Tiles segment moved within the same positive direction of its counterparts, recording EGP211 million, compared to EGP205 million in 3Q20 and EGP201 million in 2Q21 (+2.7% YoY, +4.7% QoQ). Prices moved positively both annually and sequentially, rising by 6.1% YoY and 4.1% QoQ to average at EGP42.2/sqm. Volumes however, witnessed a drop of 3.2% YoY, but moved upward 0.5% QoQ. Exports contribution to volumes came beneath 3Q20 of 22.3% and 2Q21 of 31.4%, to reach 20.2% in 3Q21. The segment’s gross profit reached EGP46 million, rising YoY by 12% and 19.9% QoQ. GPM hit 21.7%, versus 19.9% in 3Q20 and EGP19.0% in 2Q21.

The global supply shortage and energy crisis, pushed additional demand for LCSW’s products, while pressuring costs as well, by rising raw materials prices, affected by supply chains disruptions rallying energy prices.
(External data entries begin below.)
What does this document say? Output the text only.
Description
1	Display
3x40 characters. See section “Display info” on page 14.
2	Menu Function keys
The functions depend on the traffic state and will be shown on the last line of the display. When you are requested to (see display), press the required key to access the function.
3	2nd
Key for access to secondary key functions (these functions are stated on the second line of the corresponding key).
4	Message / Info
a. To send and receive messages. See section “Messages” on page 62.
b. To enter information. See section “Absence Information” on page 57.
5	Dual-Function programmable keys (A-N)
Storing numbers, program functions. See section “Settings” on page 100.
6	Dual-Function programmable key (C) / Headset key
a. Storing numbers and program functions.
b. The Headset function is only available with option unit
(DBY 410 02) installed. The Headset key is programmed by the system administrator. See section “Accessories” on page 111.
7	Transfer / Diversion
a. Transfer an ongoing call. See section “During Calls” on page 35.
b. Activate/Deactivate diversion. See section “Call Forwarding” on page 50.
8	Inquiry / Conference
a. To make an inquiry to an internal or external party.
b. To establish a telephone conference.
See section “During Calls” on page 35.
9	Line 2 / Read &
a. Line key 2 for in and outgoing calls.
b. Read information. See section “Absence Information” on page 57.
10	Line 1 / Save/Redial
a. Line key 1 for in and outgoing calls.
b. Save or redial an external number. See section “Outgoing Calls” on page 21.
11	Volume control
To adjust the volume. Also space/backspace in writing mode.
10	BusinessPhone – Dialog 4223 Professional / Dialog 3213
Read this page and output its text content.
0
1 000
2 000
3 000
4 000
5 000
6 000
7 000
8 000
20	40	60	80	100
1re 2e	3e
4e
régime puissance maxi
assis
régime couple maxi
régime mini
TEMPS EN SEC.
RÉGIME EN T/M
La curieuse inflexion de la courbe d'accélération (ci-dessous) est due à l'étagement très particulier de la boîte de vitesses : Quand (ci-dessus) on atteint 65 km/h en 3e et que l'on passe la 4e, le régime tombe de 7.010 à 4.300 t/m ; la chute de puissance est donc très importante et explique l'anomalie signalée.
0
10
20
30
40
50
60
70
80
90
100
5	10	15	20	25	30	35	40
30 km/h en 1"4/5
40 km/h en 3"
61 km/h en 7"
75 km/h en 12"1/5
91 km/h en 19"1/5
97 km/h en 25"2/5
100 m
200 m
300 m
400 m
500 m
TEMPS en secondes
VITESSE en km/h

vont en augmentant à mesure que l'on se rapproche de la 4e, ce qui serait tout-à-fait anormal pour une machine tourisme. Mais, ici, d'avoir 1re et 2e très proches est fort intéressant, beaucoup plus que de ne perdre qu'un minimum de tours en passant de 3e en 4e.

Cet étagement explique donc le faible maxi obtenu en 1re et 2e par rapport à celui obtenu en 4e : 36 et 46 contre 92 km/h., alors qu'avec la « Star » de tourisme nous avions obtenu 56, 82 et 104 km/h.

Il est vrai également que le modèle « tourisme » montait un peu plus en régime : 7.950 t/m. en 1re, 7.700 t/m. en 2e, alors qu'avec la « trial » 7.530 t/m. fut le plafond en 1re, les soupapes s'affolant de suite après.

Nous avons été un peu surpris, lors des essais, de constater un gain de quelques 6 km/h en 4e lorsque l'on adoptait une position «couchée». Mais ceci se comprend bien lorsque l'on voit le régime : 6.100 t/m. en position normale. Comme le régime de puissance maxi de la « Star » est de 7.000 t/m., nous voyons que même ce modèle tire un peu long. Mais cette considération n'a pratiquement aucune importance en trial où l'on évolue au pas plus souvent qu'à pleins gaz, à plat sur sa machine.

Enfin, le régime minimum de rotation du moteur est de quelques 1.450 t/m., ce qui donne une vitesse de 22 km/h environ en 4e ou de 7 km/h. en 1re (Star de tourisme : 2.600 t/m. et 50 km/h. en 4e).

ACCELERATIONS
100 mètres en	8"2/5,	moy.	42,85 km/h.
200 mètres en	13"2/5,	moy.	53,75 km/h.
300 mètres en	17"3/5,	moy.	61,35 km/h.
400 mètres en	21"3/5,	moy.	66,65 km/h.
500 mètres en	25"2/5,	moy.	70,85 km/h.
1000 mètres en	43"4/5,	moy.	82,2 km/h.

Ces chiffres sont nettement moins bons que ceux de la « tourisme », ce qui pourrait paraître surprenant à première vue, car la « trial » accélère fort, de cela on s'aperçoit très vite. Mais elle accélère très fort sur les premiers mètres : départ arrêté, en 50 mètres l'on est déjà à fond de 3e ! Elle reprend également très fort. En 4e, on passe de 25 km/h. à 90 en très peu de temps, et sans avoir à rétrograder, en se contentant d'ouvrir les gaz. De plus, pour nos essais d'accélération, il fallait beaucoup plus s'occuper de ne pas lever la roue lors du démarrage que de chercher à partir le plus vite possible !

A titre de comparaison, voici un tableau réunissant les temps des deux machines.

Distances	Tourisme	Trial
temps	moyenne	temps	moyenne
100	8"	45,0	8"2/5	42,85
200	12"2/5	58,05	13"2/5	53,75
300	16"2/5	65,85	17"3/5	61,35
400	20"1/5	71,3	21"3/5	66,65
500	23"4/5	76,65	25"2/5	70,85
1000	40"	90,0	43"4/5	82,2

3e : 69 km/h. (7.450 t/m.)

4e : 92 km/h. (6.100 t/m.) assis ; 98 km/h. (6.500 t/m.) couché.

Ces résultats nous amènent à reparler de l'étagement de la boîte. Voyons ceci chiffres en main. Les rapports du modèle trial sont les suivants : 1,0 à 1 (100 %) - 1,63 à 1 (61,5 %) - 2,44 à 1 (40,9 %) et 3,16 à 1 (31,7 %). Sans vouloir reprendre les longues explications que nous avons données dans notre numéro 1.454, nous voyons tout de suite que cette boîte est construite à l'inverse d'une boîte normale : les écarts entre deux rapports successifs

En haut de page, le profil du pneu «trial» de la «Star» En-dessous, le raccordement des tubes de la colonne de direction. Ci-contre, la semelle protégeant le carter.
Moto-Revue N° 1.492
The company was able to offset the cost inflation with price increases, as well as cost-cutting initiatives when it comes to raw materials and packaging changes. LCSW’s results came highly in line with our expectations of EGP653 million in revenues, and a net loss of EGP8 million. Margins and sales are expected to be negatively impacted during 4Q21 by the continuous disruptions in supply chains caused by the energy crisis, affecting sales volumes, as well as a rise in costs by the recent gas price rise.

The latest uprise in gas prices led us to drop our fair value for LCSW from the previous EGP5.8/share to the current FV of EGP2.4/share, and drop our recommendation to Underweight. That revision came supported by the rise in energy costs LCSW will be facing, affecting their profitability and their ability to compete globally.

LCSW is currently trading at 2022 P/E of 20.6x and EV/EBITDA of 5.3x.